Ars Technica brings us an update to an earlier story in which a court case was thrown out when a police officer's body cam showed him planting drugs before 'finding' them immediately after. Now prosecutors in Maryland are reviewing other body-cam footage and have already thrown out 34 criminal cases with many more under review:
The Baltimore Police Department's body cams, like many across the nation, capture footage 30 seconds before an officer presses the record button. The footage was turned over to defense attorneys as part of a drug prosecution - and that's when the misdeed was uncovered.

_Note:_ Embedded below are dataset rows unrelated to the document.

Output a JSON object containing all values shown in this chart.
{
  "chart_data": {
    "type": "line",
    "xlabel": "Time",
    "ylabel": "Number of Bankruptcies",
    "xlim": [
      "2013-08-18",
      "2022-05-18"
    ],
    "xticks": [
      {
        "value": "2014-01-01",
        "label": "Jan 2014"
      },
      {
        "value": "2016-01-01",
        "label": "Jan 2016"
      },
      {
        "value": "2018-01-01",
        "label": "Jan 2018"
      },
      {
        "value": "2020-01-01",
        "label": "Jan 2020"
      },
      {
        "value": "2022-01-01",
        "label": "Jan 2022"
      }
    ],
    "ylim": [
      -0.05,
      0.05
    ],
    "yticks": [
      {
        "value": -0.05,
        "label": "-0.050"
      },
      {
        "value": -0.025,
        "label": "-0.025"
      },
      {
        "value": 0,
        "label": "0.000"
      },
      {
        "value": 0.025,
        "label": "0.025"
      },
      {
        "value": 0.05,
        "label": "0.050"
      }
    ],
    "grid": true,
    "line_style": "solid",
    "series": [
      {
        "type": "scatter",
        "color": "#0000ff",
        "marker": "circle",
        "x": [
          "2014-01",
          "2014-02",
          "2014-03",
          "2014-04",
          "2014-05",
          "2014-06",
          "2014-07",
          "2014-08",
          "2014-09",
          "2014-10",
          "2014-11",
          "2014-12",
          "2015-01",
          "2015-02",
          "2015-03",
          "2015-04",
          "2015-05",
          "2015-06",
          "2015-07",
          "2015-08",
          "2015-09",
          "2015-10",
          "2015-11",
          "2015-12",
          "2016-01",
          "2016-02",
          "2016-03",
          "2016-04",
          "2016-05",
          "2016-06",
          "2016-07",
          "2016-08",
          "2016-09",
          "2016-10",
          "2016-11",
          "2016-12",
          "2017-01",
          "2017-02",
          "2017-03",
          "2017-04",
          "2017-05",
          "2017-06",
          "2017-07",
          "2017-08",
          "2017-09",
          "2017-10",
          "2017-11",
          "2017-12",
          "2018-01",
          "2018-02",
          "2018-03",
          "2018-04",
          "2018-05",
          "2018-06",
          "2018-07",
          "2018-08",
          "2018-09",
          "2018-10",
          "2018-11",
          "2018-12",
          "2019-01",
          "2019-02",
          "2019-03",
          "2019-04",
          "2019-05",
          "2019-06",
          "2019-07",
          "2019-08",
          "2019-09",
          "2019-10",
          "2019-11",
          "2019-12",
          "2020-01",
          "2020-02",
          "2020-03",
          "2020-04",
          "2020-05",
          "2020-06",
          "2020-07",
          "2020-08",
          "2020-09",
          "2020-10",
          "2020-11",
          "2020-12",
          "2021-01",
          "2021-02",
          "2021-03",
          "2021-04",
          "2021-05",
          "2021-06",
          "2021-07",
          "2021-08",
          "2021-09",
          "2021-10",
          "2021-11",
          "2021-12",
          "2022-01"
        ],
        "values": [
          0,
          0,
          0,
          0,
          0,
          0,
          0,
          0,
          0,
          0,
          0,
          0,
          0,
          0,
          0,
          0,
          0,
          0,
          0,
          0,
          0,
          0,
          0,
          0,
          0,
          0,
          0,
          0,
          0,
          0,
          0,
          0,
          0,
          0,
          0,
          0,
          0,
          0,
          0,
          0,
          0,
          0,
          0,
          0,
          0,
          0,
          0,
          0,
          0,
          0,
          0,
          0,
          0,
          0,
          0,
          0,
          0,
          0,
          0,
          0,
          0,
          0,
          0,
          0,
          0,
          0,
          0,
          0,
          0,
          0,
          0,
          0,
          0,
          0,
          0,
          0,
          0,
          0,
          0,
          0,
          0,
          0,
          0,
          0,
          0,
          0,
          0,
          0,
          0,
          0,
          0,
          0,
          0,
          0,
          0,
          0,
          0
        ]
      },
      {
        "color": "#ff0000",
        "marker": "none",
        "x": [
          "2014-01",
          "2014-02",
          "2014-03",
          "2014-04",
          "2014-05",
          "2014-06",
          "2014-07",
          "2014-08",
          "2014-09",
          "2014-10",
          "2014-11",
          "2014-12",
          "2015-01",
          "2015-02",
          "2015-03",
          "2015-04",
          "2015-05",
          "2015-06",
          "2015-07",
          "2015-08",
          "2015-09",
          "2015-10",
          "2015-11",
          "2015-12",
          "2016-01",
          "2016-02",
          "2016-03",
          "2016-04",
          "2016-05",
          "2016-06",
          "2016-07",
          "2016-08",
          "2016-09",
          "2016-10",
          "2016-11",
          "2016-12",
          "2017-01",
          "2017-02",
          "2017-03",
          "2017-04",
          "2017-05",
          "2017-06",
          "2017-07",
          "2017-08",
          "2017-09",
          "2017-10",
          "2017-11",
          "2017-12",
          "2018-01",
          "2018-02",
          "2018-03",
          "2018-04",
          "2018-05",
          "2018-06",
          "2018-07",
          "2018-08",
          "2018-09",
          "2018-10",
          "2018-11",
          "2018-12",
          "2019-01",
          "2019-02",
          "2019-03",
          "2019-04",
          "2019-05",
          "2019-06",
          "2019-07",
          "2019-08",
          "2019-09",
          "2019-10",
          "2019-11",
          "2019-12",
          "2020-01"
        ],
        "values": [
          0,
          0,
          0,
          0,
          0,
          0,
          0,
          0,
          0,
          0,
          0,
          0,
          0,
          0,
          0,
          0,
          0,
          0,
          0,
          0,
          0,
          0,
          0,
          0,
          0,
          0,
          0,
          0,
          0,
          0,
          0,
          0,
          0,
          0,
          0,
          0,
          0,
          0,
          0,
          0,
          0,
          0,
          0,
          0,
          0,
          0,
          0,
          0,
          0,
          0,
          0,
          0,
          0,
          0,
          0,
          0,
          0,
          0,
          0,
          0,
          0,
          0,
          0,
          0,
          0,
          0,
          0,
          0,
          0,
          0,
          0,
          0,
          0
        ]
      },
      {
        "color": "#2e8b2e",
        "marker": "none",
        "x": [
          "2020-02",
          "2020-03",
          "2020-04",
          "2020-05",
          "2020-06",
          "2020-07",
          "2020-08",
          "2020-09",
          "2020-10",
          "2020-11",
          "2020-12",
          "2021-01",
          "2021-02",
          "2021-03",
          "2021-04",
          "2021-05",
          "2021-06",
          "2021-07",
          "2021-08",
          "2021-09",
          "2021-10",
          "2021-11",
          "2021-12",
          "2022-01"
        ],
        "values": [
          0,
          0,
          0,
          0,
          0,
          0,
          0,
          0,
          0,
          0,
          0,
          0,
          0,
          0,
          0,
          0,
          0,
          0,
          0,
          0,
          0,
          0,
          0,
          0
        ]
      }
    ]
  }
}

[...] "We are dismissing those cases which relied exclusively on the credibility of these officers," Mosby told a news conference Friday. She said the dismissed cases, some of which have already been prosecuted, involved weapons and drugs.
Lesson learned cops - plant drugs, wait 30 seconds, then turn on the camera!
(Score: 2) by tonyPick on Tuesday August 01 2017, @02:28PM
The components you select for this device would probably include dedicated encoding HW support, e.g an iMx6 on a reference board will live encode/stream 720p at 1Mbps in a 6W envelope [ridgerun.com]. I suspect that's actually more efficient than trying to get the CPU to do something in pure software.
So, a back of the envelope calculation says that 720p30@1mbps will take about a Meg every 8 seconds, or 7.5 Meg a minute, call it a half gig every hour.
And so a 60Wh Li pack would give you a nominal 5 hour runtime, with 2.5Gig of memory for storage. (and up to 10hrs/5G in an emergency where you don't worry about deep discharge).
You could almost certainly do a lot better with a proper HW design (e.g. low power variant of the iMx, better custom board, etc etc) and you'd lose some lifetime for a "good" camera, but this is certainly not a technical problem.